As far as therapists go, if you're not clicking with who you start seeing, try another. You're going to be vulnerable and you need to feel comfortable. My first therapist was really kind but after 3 months, I realized I was no longer really learning or getting anything out of the sessions. My next therapist, I always left feeling lighter and empowered and more knowledgeable somehow. 

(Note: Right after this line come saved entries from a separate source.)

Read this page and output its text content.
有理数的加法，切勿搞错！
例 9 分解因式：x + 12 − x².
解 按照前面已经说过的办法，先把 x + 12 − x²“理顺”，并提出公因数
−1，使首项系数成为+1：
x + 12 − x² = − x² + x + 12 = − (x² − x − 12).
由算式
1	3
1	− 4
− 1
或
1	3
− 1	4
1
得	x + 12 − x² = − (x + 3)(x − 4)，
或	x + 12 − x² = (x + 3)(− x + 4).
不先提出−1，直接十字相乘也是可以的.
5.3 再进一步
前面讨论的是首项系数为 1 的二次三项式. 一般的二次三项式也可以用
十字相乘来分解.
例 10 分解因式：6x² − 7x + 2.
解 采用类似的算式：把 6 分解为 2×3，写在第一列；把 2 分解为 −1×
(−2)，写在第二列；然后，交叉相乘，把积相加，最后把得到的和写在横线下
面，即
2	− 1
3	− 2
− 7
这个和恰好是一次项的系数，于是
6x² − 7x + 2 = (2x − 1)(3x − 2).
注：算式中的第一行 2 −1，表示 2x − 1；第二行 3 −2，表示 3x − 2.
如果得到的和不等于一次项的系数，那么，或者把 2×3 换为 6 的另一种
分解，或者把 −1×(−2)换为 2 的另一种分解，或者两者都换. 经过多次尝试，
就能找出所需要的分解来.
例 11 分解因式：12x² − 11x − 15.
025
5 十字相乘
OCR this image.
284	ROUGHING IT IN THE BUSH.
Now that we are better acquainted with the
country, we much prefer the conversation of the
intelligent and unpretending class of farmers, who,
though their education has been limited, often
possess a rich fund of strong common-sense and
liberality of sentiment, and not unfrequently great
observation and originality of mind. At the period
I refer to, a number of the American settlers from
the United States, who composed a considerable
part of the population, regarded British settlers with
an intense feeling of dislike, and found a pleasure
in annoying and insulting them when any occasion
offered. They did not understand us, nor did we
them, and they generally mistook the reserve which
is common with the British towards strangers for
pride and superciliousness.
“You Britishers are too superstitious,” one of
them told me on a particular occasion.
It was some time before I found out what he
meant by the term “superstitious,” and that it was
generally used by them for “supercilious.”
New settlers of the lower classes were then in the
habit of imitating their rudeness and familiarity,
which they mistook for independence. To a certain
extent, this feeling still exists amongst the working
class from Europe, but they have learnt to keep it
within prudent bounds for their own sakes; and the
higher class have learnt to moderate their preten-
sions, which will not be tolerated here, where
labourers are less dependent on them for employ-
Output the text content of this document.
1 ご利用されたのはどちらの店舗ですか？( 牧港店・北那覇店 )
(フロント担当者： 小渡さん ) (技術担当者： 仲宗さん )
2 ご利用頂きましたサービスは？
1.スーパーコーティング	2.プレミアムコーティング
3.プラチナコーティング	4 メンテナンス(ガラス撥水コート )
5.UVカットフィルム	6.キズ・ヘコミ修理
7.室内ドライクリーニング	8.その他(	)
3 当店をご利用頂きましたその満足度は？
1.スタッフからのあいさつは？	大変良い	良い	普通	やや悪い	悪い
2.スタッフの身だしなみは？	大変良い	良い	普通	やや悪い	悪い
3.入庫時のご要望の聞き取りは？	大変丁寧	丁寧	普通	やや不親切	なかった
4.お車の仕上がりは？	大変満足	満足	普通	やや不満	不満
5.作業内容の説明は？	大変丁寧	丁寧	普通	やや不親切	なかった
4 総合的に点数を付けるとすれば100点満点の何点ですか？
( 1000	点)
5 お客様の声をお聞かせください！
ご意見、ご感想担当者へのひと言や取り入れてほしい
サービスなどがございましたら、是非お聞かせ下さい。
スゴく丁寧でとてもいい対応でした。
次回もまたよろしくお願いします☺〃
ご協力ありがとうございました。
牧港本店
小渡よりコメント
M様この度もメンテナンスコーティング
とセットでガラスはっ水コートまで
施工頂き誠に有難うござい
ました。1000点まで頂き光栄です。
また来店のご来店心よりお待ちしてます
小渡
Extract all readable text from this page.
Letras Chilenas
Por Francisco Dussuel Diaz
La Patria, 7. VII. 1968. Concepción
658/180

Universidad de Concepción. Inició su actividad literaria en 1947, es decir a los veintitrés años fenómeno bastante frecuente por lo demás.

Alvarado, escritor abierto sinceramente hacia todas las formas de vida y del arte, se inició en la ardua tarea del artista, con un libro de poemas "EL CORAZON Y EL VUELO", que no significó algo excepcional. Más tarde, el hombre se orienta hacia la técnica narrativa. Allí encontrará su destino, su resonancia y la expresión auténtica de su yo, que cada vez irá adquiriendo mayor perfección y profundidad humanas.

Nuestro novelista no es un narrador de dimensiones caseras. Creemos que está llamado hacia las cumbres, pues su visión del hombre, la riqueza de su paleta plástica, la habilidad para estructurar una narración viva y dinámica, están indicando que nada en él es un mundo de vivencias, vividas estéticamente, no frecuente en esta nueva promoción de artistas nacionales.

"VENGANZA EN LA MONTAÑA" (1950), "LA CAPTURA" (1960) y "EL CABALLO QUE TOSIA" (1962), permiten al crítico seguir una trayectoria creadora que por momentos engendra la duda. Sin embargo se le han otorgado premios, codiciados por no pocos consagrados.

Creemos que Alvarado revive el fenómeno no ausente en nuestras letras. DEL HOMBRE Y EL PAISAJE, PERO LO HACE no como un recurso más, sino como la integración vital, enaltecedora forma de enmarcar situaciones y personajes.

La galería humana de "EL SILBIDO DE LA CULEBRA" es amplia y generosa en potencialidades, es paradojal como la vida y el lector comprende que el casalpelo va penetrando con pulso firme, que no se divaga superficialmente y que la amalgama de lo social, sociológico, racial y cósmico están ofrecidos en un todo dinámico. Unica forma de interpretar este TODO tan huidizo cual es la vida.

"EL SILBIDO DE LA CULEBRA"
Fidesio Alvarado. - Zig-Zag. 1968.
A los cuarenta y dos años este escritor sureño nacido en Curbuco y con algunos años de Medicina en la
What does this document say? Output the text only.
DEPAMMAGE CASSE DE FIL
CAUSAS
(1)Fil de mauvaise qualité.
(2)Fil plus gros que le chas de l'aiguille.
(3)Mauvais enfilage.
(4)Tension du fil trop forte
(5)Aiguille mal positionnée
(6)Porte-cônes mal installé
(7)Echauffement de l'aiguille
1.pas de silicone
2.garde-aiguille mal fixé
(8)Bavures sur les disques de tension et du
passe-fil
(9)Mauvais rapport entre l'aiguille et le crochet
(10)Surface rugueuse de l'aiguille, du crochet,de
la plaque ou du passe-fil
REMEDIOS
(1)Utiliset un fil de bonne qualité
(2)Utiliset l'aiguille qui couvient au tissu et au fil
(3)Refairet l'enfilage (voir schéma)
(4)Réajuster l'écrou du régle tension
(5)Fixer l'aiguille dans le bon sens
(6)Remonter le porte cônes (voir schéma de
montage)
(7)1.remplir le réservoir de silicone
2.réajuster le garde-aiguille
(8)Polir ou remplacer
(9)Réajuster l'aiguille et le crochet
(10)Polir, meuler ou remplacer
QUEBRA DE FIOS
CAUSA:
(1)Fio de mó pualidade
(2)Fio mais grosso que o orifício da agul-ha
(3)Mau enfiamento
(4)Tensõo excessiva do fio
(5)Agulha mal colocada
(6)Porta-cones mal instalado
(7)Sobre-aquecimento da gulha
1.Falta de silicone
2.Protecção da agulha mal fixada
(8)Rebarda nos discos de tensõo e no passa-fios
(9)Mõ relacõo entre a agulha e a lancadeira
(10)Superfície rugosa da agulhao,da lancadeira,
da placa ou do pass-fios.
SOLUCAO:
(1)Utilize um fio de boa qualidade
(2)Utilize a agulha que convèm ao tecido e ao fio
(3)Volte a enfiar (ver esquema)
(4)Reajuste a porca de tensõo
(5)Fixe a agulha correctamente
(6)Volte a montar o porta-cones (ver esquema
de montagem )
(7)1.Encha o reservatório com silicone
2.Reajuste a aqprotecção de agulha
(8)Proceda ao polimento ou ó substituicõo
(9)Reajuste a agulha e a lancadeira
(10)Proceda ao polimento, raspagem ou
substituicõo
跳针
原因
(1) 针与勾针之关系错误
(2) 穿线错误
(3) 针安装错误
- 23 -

Good luck, and yeah, I agree that you probably don't need the people who make you feel badly. If it is family and you're in a situation where you cannot remove yourself from the situation, therapy and learning coping skills is going to be really helpful.


----------



## Kumali (Mar 25, 2021)

Following up on this... You (OP) don't mention what specific brand of religious indoctrination you're dealing with, but if it's some flavor of Christianity, you might check out a daily blog called "Roll to Disbelieve" on the Patheos website. The writer is a former evangelical turned atheist, and picks apart the abusive nature of Christianity very thoroughly and convincingly in a way that's both well-informed and quite accessible. The comments threads accompanying each post are worth reading too. https://www.patheos.com/blogs/rolltodisbelieve/

Also, re my and others' recommendation of finding a good therapist, it didn't occur to me to mention that 1) if you're presently in a situation where you can't easily go in person or 2) if you're reluctant to (understandably) because of the risk of covid infection, most therapists probably do video-call sessions these days too. That at least allows for them to see your face, hear your tone of voice, pick up body language cues and so on...and also has the advantage of not limiting you to therapists in your immediate area. In-person is still the best, IMO, but via video is still good.


----------



## Netanye Dakabi (Mar 30, 2021)

I don't suggest you do what i did.
I got a violently protective boyfriend.